Gary and I are working on a paper on digital libraries and the idea of the library as place. We write about (among other things) the function of the library as a space for storage of materials. ILL changes this, since ILL creates a virtual storage space: when I receive a book that I requested via ILL, I have accessed material through my local library that occupies no space in the library.
And how timely is this? I just read this post, from The Long Tail:
“… they are able to effectively extend their shelves manyfold, connecting their individual collections into a vast supercollection that can go far further down the Tail than any single institution could afford. In other words, networks are turning individual libraries into what amounts to one huge virtual Long Tail aggregator.”
On the one hand, duh. On the other hand, it’s always gratifying when the editor of a publication like Wired recognizes that libraries aren’t relics of the stone age. Sadly, blogs are not generally accepted as valid sources for scholarly writing, or I’d cite this in the paper.
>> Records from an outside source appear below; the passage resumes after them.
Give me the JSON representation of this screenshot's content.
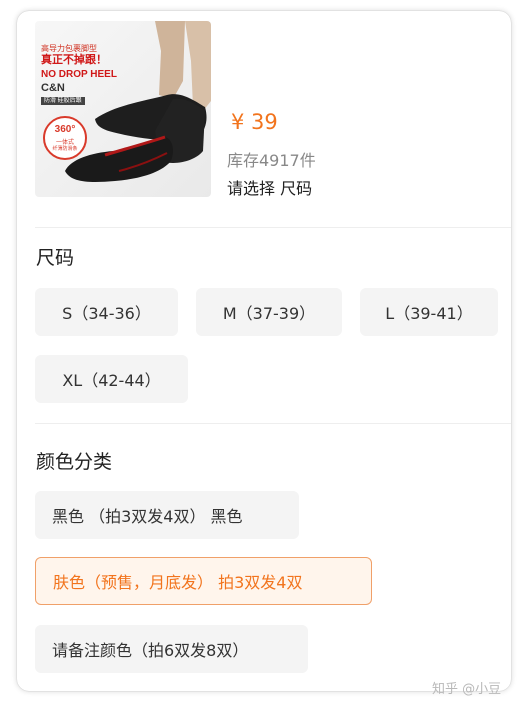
{
  "product": {
    "image_text": {
      "line1": "高导力包裹脚型",
      "line2": "真正不掉跟！",
      "line3": "NO DROP HEEL",
      "brand": "C&N",
      "tag": "防滑 硅胶后跟",
      "badge_degree": "360°",
      "badge_line1": "一体式",
      "badge_line2": "纤薄防滑条"
    },
    "price": "¥ 39",
    "stock": "库存4917件",
    "select_hint": "请选择 尺码"
  },
  "size_section": {
    "title": "尺码",
    "options": [
      "S（34-36）",
      "M（37-39）",
      "L（39-41）",
      "XL（42-44）"
    ]
  },
  "color_section": {
    "title": "颜色分类",
    "options": [
      "黑色 （拍3双发4双） 黑色",
      "肤色（预售，月底发） 拍3双发4双",
      "请备注颜色（拍6双发8双）"
    ],
    "selected_index": 1
  },
  "watermark": "知乎 @小豆",
  "colors": {
    "accent": "#f2741d",
    "chip_bg": "#f4f4f4",
    "selected_border": "#f0a069",
    "selected_bg": "#fff5ec"
  }
}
The post mentions that shared cataloging has increased the use of ILL. It makes me think that someone ought to do a study of the impact of Open WorldCat on ILL stats.
In a previous post, Anderson writes that Amazon‘s figure for how much of their sales is not available offline is in the 25-30% range. It also occurs to me that someone ought to look at how much of libraries’ circulation is not available from other media vendors. Of course that would vary by type of library. I would wager that the percentage of ILL requests made by academic libraries that are not available from other media vendors would approach 100%.